Summary: 64 year old female with degenerative disc disease, but minimal medical treatment, who is working part time was approved for SSDI per the grid rules.
Client profile: my client is a 64 year old female with an associated (2 year college) degree. She previously worked as an usher for a concert venue and as an crafts teacher. She is currently teaching crafts to elementary school age children part time at a school.
Claim background: my client filed for benefits in the fall of 2014. Her hearing was held in an Atlanta area hearing office in June, 2016.
Factors in our favor:
- my client is over 60 years old
- my client’s medical issues are verified by radiographic evidence
- the judge in our case is reasonable
Factors not in our favor:
- my client is working part time
- my client has very little medical treatment over the past 2 years – her treatment has been with a chiropractor and SSA considers chiropractic treatment as “alternative medicine” and gives it little weight.
My strategy: I felt that my client had a good argument for disability based on the grid rules. Grid rule 202.06 provides that a claimant shall be found disabled if she is 55 years old or older, is a high school graduate or more but does not have an education which would provide for direct entry into skilled work, and who has no transferrable skills.
I was also prepared to argue for disability using a functional capacity argument based on CT scans from 2014 and 15 that showed compression fractures and spondylolisthesis (movement of a vertebra that creates pressure on the spinal cord). My client was prepared to testify about chronic pain, episodes of “freezing” of her hip that requires manual manipulation to restore movement and problems sleeping due to pain.
I submitted a pre-hearing brief spelling out my arguments. Click here to read my brief.
Hearing Report: my client and I entered the hearing room and were greeted by the judge. After dispensing with preliminary matters (swearing in my client and the vocational witness and accepting the medical record into evidence) the judge turned the questioning over to me.

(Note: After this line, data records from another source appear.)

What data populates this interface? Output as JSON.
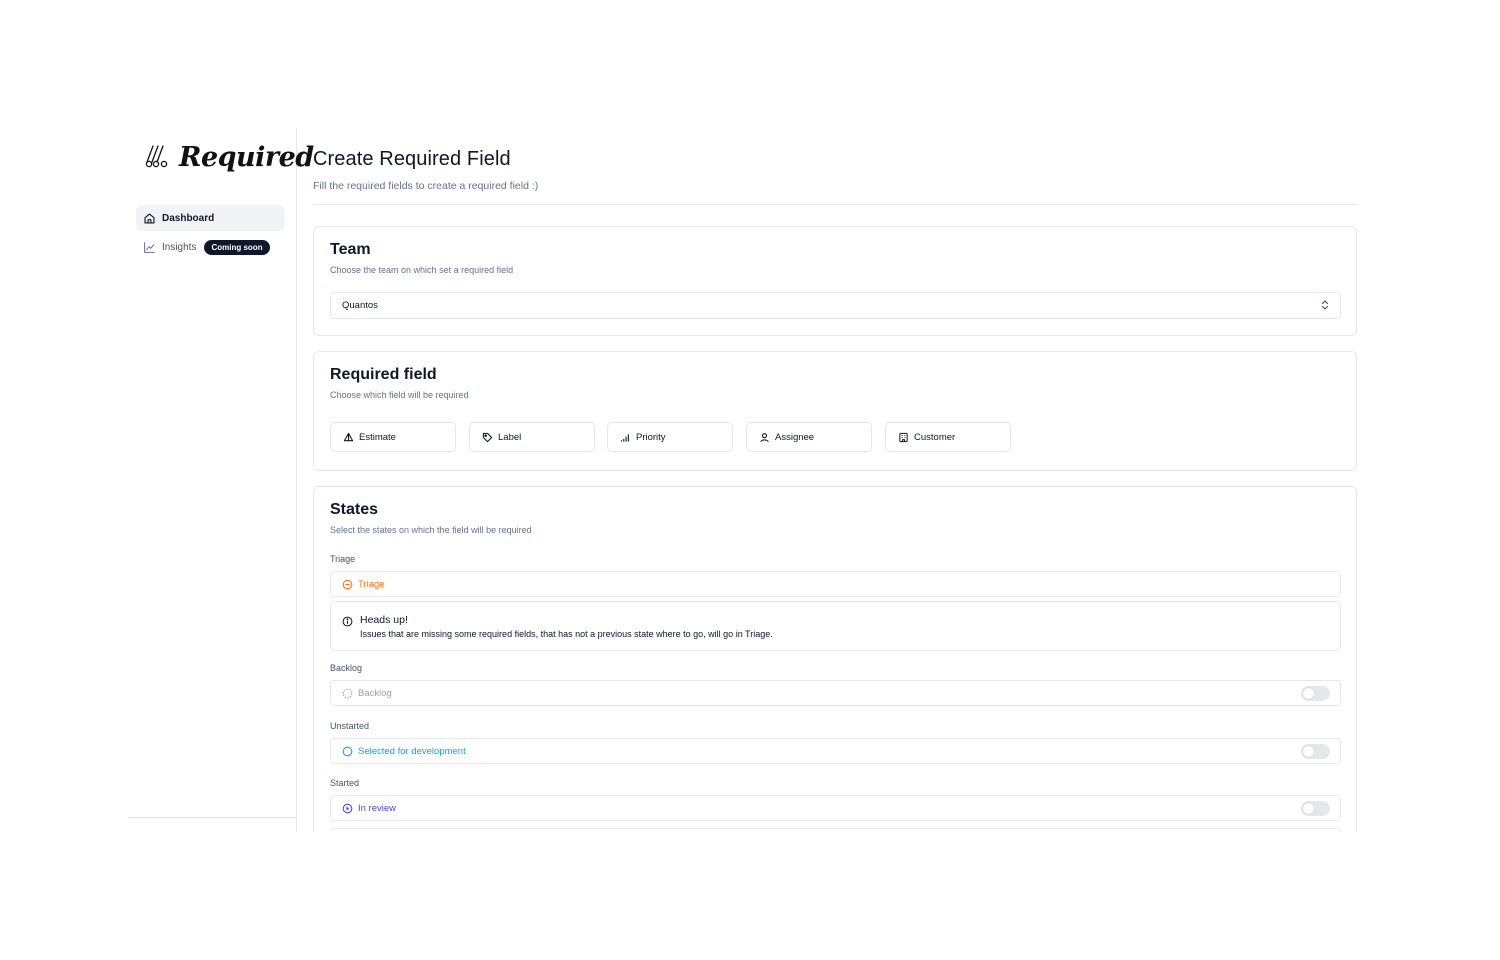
{
  "app": {
    "logo_text": "Required"
  },
  "sidebar": {
    "items": [
      {
        "label": "Dashboard",
        "icon": "home-icon",
        "active": true
      },
      {
        "label": "Insights",
        "icon": "line-chart-icon",
        "badge": "Coming soon"
      }
    ]
  },
  "page": {
    "title": "Create Required Field",
    "subtitle": "Fill the required fields to create a required field :)"
  },
  "team": {
    "title": "Team",
    "description": "Choose the team on which set a required field",
    "selected": "Quantos"
  },
  "required_field": {
    "title": "Required field",
    "description": "Choose which field will be required",
    "options": [
      {
        "label": "Estimate",
        "icon": "estimate-icon"
      },
      {
        "label": "Label",
        "icon": "tag-icon"
      },
      {
        "label": "Priority",
        "icon": "priority-bars-icon"
      },
      {
        "label": "Assignee",
        "icon": "user-icon"
      },
      {
        "label": "Customer",
        "icon": "building-icon"
      }
    ]
  },
  "states": {
    "title": "States",
    "description": "Select the states on which the field will be required",
    "groups": [
      {
        "label": "Triage",
        "items": [
          {
            "label": "Triage",
            "color": "#f97316"
          }
        ]
      },
      {
        "label": "Backlog",
        "items": [
          {
            "label": "Backlog",
            "color": "#9ca3af",
            "enabled": false
          }
        ]
      },
      {
        "label": "Unstarted",
        "items": [
          {
            "label": "Selected for development",
            "color": "#0ea5e9",
            "enabled": false
          }
        ]
      },
      {
        "label": "Started",
        "items": [
          {
            "label": "In review",
            "color": "#4f46e5",
            "enabled": false
          }
        ]
      }
    ],
    "alert": {
      "title": "Heads up!",
      "description": "Issues that are missing some required fields, that has not a previous state where to go, will go in Triage."
    }
  }
}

I began by addressing my client’s current work status. She testified that she worked approximately 4 hours a day, 2 days per week, and slightly more during a brief summer program. She testified that normally crafts teachers walk around the room to supervise students but that because of her hip and back pain she remained seated and had her students bring their work to her.
She also testified that even this reduced schedule was difficult and that she would not be able to work more hours if available.
We then turned to her medical history, which included a successful bout with cancer and chemotherapy drugs that likely weakened her bone structure. She described several falls in her past that may have also contributed to the compression fractures.
I asked my client to discuss her pain levels and she testified that 3 to 5 times per hour, her hips would “catch” and leave her with excruciating pain that could only be relieved by manually moving her leg up and down until the “catch” released. She explained that pain frequently woke her up at night and that she needed to alternate sitting and moving around to attempt to avoid episodes of sharp pain.
The judge had no follow up questions and he turned to the vocational expert. The judge instructed the vocational expert to assume that the claimant’s current work did not rise to “substantial gainful activity” level. He then posed two hypothetical questions:
1. Assume an individual of the claimant’s age and past work and assume further I find that she can perform medium work with frequent climbing, balancing, stooping, crouching and stooping. Could she perform past work or other work.
The VE responded that based on this hypothetical a person could perform the claimant’s past work along with work as a hand packager, a linen room attendant and a print screen helper.
2. Assume our hypothetical person would be off task 30% of the time due to pain and could sit for 15 minutes at a time, after which she would need to take a 5 to 7 minute break to walk around?
The VE responded that based on these limitations, the hypothetical person could not perform the claimant’s past work or any other work.
The judge then turned to my client and me and indicated that he accepted my grid rule argument and would be issuing a fully favorable decision.
Conclusions: I suspect that the judge had some concerns about the lack of ongoing treatment by a medical doctor. However, the CT reports from 2014 and 2015 describe conditions that do not generally resolve without surgical intervention and my client presented herself as credible and honest. I was concerned about my client’s ongoing working but the judge did not seem bothered by it.